Dalam kitab musnad ini, nama shahabatlah yang di ketengahkan sebagai
maudlu’ (objek). Semua hadits yang diriwayatkan oleh seorang shahabat
terhimpun dalam satu kelompok, tanpa diklasifikasikan isinya dan tanpa
disisihkan antara makna hadits yang shahih dan yang dlaif.
2. Tinggi Rendahnya Rangkaian Sanad
Sebagaimana dimaklumi, bahwa suatu hadits sampai kepada kita melalui sanad-
sanad. Setiap sanad bertemu dengan rawi yang dijadikan sandaran menyampaikan
berita (sanad setingkat lebih di atas), sehingga seluruh sanad itu merupakan suatu
rangkaian. Rangkaian sanad itu adalah berderajat tinggi, sedang dan lemah,
mengingat perbedaan ke-dlabith-an (kesetiaan ingatan) dan keadilan rawi yang
dijadikan sanadnya. Rangkaian sanad yang berderajat tinggi menjadikan suatu
hadits lebih tinggi derajatnya dari pada hadits yang rangkaian sanadnya sedang
atau lemah.12 Para muhaditsin membagi tingkatan sanadnya menjadi tiga
bagian,yaitu:
a. Ashahhul Asanid (sanad-sanad yang lebih shahih), contoh Ashahhul Asanid
dari sahabat tertentu yaitu, Umar bin Khaththab r.a., ialah yang diriwayatkan oleh
Ibnu Syihab Az-Zhuhri dari Salim bin Abdullah bin Umar, dari ayahnya
(Abdullah bin Umar), dari kakeknya (Umar bin Khaththab).
b. Ahsanul Asanid (sanad-sanad yang lebih hasan). Sanad ini lebih rendah
derajatnya daripada yang bersanad Ashahhul Asanid. Contoh bila hadis tersebut
bersanad antara lain : Bahaz bin Hakim dari ayahnya (Hakim bin Mu’awiyah) dari
kakeknya (Mu’awiyah bin Haidah) dan Amru’ bin Syuaib dari ayahnya (Syuaib
bin Muhamad) dari kakeknya (Muhamad bin Abdillah bin Amr bin Ash).

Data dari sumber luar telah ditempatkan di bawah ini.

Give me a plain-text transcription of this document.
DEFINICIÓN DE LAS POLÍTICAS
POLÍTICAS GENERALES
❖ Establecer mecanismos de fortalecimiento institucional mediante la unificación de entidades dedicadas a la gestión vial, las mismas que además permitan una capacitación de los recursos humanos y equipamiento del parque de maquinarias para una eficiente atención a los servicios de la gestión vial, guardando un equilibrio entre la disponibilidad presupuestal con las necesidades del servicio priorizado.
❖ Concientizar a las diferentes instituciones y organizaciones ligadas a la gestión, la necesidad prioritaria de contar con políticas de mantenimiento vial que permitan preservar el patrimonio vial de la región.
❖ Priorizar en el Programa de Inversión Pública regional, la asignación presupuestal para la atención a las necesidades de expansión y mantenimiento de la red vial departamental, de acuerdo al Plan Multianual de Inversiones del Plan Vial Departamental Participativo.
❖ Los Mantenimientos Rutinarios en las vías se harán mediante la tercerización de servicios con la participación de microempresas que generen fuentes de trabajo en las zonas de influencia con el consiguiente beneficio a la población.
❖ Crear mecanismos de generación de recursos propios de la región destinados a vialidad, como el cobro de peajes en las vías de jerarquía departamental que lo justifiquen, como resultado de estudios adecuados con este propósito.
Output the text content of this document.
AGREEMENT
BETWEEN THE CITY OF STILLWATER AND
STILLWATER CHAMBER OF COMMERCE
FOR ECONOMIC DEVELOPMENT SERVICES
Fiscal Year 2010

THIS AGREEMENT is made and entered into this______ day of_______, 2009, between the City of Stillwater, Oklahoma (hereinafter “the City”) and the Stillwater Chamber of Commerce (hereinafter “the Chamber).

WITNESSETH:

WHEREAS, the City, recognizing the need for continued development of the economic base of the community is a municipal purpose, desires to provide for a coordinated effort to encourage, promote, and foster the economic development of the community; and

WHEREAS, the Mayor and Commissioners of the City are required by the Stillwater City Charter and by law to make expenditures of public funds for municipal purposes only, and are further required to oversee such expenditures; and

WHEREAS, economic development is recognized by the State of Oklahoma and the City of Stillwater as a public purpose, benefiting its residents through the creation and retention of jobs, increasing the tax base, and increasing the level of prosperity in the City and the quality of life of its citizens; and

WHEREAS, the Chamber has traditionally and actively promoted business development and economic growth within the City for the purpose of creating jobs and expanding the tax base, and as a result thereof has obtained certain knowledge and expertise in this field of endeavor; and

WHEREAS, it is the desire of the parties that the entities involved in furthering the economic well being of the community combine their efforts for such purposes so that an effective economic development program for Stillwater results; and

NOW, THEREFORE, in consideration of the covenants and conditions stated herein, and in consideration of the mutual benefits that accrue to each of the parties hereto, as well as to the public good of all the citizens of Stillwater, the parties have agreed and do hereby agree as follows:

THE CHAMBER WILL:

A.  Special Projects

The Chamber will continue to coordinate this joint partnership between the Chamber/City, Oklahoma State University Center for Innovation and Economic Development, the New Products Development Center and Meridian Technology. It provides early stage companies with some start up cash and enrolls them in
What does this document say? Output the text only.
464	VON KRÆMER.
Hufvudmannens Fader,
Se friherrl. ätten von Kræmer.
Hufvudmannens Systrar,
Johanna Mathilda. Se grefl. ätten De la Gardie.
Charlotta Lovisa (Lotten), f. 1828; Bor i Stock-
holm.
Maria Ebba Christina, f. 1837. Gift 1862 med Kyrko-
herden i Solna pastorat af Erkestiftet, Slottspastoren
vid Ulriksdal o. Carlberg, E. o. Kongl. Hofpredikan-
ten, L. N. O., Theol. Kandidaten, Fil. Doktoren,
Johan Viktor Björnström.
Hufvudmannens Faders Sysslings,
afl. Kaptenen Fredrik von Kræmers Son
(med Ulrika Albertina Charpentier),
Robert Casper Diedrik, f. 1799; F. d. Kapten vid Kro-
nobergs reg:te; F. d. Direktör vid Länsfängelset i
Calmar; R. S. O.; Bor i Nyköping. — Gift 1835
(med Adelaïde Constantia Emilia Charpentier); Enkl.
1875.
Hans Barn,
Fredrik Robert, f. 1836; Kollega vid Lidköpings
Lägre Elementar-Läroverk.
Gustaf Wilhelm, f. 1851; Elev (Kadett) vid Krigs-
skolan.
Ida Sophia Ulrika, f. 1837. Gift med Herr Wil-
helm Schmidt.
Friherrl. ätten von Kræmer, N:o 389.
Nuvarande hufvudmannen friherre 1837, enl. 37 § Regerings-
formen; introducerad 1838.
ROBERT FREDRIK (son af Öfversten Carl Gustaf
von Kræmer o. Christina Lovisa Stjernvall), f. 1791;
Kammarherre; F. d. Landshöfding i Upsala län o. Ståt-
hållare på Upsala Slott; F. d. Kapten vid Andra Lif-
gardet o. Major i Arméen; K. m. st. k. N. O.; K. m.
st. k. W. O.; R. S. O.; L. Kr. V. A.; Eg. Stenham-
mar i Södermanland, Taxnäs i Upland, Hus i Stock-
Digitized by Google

c. Adl’aful Asanid (sanad-sanad yang lebih lemah), rangkaian sanad yang
Adl’aful Asanid salah satunya adalah : Abu Bakar As-Shidiq r.a., ialah yang
diriwayatkan oleh Shadaqah bin Musa dari Abi Ya’qub Farqad bin Ya’qub dari
Murrah Ath-Thayyib dari Abu Bakar r.a.